The Greens are blind to the fact that sitting behind a tractor in second gear will be harming the environment more than flowing traffic can ever do and if we ever get to the stage of having less harmful vehicles, we still won’t have the infrastructure. I can only hope that Fergus Ewing’s constituents pay heed to his voting record rather than his words as they are meaningless if he does not walk the walk.

Jane Lax, Aberlour, Moray

Wrong targets

I agree with John Munro (Letters, 17 November) that the policy on attainment levels needs reviewed. It is “social engineering” rather than education and reflects an autocratic “top down”, “one size fits all” approach to schooling which ignores the vast differences among children.
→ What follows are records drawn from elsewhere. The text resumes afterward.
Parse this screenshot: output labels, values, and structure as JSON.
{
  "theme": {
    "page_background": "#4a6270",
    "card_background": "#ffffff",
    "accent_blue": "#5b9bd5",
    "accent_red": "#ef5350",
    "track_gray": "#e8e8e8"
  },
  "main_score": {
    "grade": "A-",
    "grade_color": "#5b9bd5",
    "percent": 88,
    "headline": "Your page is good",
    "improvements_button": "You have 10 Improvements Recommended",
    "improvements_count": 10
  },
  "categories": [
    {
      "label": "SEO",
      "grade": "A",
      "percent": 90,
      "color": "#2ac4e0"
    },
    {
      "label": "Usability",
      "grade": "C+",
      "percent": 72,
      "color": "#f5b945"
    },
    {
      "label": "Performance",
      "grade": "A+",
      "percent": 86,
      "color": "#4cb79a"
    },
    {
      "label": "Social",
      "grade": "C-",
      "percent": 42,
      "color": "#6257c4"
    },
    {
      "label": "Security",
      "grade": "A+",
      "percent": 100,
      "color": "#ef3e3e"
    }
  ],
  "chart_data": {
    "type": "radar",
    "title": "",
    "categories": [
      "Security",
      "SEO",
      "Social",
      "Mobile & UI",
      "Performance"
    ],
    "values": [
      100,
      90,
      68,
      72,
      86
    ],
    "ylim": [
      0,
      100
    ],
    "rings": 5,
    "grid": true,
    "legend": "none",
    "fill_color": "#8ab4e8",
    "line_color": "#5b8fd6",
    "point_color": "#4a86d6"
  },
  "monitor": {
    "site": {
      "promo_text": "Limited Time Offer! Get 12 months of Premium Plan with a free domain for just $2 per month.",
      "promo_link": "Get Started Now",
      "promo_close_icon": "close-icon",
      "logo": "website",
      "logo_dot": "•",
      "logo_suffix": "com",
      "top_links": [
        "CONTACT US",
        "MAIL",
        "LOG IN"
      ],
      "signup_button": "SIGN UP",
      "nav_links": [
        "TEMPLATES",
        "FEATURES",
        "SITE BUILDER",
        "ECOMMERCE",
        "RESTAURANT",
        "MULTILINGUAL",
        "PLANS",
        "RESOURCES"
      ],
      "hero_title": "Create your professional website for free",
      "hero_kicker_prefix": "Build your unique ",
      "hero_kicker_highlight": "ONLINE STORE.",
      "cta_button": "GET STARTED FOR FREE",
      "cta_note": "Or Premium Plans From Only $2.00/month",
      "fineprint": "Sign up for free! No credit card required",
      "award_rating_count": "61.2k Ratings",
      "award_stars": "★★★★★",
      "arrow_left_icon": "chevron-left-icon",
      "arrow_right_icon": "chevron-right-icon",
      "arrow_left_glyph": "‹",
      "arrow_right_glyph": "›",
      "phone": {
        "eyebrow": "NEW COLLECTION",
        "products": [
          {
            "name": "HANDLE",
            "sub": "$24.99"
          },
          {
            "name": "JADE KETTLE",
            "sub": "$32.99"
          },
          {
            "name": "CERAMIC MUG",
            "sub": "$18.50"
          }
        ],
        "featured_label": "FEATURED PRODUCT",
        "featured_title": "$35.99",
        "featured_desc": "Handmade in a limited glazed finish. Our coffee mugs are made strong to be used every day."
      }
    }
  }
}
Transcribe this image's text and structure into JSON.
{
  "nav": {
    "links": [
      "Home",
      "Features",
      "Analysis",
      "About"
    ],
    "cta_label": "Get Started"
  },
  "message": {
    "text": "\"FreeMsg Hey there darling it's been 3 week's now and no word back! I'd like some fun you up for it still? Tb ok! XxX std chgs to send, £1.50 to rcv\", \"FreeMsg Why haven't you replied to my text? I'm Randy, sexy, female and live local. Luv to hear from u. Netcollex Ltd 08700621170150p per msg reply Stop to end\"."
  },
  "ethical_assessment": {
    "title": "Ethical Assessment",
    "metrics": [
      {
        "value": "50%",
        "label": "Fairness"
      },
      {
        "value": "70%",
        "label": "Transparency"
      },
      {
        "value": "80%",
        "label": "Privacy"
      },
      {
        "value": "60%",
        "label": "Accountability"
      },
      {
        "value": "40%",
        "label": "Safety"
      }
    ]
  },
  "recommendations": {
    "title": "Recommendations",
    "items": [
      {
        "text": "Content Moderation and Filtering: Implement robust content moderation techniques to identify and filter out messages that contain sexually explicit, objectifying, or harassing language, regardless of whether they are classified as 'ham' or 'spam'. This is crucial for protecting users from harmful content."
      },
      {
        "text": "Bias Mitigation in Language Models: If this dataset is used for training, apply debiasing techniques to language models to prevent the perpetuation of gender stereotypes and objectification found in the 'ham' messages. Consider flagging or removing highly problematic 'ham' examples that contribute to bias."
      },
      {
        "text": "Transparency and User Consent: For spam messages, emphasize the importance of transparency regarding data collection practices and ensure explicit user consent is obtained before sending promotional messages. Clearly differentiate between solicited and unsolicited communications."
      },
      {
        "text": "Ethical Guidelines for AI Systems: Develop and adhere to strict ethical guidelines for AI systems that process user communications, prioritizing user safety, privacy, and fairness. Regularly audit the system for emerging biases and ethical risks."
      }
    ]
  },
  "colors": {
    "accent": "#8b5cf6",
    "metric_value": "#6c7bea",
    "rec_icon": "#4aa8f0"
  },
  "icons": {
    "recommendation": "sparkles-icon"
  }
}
Obsession with comparisons based on exams does much harm to many pupils, especially those who do poorly. Schools do little for the many who will do low-skilled but essential jobs.

What does it matter if children in Alloa have lower marks in maths than those in Singapore (or even Stirling)? Far more important are health, emotions and attitudes. Many children experience bullying, homophobia and sexism in and out of school.

There are high levels of physical and mental ill health among children. This bodes ill for their futures. Reducing "attainment gaps" and “raising (academic) standards” will do little to resolve these problems.

Laura Preston, Perth, Perth and Kinross

Game over

It has just been announced that new legislation is being introduced to allow police to prosecute anyone playing games on their phone whilst driving.

That this blatant disregard for road safety only now necessitates such a step, is surely an indictment on the previous ingenuity of prosecutors and the foresight of legislators.